There are still fine craftspeople who can hand-cut beautiful bevels (an angled cut) on their mat boards. I pretty much only make straight cuts in all the matting I do but I have used hand-held bevel cutters and they work fine. The most basic cost around $25 and are set to make 45 degree cuts. Others offer variable angle choices. If you plan to do a lot of matting you might consider a cutter and rail system for $60 to $200 or more. If you are really into it, you can use bevels, straight cuts and your imagination to construct fancy and elegant layered mats with multiple, varied boards.
Next step. Lay the window mat, back side up, next to the edge of the foam core board and tape them so they are hinged. Position the photograph on the bottom board and flip the window-mat over onto it.

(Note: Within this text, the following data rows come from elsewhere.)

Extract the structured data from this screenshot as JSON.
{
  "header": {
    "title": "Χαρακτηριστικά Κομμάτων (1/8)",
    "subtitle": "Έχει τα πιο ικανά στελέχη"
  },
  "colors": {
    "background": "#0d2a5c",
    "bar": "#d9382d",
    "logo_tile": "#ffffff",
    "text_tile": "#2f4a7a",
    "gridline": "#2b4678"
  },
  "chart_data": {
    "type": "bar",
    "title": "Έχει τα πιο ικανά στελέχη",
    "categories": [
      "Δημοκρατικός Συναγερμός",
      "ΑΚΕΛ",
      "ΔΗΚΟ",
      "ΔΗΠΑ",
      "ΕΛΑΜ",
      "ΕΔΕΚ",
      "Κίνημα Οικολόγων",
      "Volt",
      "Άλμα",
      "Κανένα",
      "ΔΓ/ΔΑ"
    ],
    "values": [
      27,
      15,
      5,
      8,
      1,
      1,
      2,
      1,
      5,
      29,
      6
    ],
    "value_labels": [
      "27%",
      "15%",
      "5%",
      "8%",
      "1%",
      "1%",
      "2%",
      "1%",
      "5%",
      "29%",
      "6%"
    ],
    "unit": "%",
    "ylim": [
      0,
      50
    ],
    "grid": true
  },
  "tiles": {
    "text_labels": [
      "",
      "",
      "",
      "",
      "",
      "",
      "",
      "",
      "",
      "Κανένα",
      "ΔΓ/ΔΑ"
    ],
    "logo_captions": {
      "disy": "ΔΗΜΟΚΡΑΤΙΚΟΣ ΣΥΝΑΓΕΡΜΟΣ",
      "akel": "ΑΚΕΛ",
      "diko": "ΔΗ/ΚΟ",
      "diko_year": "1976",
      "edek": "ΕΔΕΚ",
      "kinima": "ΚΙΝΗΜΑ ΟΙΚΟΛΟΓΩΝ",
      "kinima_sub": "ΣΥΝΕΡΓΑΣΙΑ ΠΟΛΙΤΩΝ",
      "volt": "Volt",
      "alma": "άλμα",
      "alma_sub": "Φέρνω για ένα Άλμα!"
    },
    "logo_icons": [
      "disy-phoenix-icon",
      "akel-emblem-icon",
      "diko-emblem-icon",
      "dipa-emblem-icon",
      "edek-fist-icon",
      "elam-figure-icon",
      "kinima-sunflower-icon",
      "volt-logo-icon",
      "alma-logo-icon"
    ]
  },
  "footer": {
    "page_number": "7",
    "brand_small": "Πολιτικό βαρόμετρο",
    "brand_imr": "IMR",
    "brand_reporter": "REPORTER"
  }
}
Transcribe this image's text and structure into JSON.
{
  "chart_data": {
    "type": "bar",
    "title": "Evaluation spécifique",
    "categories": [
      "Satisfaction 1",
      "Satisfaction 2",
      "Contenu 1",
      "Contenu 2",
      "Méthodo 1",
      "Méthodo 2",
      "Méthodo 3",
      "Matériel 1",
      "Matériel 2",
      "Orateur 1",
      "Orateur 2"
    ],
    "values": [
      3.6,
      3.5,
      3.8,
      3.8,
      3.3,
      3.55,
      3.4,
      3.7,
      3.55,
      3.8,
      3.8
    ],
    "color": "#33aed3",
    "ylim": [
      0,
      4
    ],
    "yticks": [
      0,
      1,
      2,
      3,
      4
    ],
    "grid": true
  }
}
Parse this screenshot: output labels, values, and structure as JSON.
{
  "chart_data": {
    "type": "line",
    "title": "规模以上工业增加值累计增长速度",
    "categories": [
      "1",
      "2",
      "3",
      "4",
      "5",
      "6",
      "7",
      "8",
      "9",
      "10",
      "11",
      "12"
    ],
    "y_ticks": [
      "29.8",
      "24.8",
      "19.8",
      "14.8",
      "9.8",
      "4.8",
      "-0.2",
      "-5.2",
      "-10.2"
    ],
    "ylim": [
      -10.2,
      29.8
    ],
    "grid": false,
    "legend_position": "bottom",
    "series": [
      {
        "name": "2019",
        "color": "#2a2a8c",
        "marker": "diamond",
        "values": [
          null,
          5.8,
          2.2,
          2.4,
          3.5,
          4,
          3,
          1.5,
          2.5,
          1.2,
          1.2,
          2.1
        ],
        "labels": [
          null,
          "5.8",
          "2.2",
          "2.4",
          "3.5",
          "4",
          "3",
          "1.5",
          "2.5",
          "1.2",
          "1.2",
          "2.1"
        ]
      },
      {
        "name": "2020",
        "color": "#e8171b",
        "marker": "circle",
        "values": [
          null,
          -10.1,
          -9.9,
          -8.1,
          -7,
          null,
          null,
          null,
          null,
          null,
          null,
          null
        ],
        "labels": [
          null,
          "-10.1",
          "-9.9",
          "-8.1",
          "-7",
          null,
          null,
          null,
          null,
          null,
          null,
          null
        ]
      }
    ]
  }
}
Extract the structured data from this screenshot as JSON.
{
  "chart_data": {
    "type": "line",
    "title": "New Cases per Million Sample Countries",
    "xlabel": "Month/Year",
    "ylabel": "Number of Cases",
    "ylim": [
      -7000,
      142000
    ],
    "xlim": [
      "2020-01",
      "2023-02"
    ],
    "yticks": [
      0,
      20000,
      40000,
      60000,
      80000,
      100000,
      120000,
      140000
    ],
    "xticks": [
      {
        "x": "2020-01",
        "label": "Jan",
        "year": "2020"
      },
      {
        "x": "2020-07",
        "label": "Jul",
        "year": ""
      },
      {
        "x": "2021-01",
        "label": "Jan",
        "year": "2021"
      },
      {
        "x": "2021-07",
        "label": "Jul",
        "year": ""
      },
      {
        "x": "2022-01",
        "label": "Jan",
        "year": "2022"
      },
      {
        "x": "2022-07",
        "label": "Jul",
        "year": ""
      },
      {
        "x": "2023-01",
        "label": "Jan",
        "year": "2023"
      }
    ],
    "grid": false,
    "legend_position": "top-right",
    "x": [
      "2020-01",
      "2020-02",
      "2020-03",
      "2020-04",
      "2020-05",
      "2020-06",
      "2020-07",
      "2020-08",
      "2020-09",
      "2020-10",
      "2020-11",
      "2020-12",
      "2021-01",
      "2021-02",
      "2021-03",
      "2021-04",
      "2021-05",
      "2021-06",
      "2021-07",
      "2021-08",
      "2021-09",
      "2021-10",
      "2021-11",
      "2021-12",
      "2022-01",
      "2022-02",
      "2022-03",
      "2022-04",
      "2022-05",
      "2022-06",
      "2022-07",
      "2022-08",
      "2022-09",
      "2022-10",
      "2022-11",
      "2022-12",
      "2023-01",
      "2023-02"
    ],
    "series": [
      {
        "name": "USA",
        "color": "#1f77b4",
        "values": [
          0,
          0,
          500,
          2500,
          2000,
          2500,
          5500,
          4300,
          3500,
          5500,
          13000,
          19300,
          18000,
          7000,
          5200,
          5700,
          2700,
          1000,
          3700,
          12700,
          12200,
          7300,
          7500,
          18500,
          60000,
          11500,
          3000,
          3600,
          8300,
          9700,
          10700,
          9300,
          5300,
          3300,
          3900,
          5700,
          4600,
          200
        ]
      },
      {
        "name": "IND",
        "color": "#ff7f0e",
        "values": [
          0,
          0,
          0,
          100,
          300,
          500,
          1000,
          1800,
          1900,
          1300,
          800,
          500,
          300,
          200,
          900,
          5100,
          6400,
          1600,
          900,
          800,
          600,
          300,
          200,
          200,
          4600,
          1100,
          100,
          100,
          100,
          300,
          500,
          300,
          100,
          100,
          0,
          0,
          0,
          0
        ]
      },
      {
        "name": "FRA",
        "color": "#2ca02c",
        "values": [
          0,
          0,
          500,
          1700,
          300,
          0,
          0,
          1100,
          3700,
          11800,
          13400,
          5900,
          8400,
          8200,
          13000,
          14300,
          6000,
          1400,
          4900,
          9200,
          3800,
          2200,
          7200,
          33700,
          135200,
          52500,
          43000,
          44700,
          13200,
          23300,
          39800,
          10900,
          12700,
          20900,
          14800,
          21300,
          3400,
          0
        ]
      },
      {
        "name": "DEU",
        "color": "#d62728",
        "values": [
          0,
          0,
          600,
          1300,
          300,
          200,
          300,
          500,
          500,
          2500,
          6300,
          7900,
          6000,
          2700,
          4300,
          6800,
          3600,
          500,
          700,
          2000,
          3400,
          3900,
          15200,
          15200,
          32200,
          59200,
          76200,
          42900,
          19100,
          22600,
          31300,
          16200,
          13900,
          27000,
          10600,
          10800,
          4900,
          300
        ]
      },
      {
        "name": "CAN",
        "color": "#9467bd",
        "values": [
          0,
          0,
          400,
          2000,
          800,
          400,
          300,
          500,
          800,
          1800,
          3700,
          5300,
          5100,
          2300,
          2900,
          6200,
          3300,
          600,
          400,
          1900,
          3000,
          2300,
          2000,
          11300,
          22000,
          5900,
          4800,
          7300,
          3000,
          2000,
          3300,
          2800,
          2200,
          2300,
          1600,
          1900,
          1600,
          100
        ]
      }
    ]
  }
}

Reach under and position the print exactly how you want it. Hold it in place, lift the window up, and tape (or use photo corners) the lower corners securely in place. Then lift the mat and secure the top corners. If it’s good enough to frame it’s good enough to sign. Traditionally artists sign in pencil. The signature typically goes on the bottom right of the picture with the title on lower left. Or at least sign on the back of print, in pencil, along the border edge (lightly so the impression doesn’t show through on the front.) Now your matted artwork is ready to frame.
A Few Tricks:
Now Frame It
There are as many kinds of frames as there are personalities. They can come pre-made or as assemble-yourself kits. I look for old frames at garage sales and thrift shops and fix them up with some sandpaper, paint and a new piece of glass. You can stick to standard sizes or custom cut your own mats for any size frame.
If you’re going to be framing and handling glass take my advice and lightly smooth over the sharp edges and corners with medium grit sandpaper. Wear protective gloves and don’t breathe in the glass dust. You’ll be doing yourself a favor eliminating the sources of nasty cuts.
Glass must be clean. Diluted white vinegar in a spray bottle wiped with a soft, lint free cloth is a fine glass cleaner. Spots of dust and pet hairs under the glass detract from the image. Wipe them away with a cloth, a soft brush or blast of compressed air.
Be sure the frame is clean and lay it face down. Place the clean glass in the frame's rabbet groove, check for dust - blow it clean with the canned air if you have it - and drop the matted piece in place. (The mat keeps the surface of the print from contact with any condensation that might form on the glass, reducing the chance for mildew and mold.) Check the front of the framed piece before you set the mat permanently in place. If it’s still dust-free, add a foam core backer board. Push or tap in glazier points or large staples into the sides of the rabbet to hold the mat and boards in place.
Finally, run lengths of tape over the seams between the backer board and where it fits into the frame. This will seal the mat and art from moisture, dust, and insects, and protect the artwork. Add hanger wire, hooks or metal sawtooth hangers and the process is complete. Put your image proudly on display.
Experiment with different frame materials to find the right match for your photo.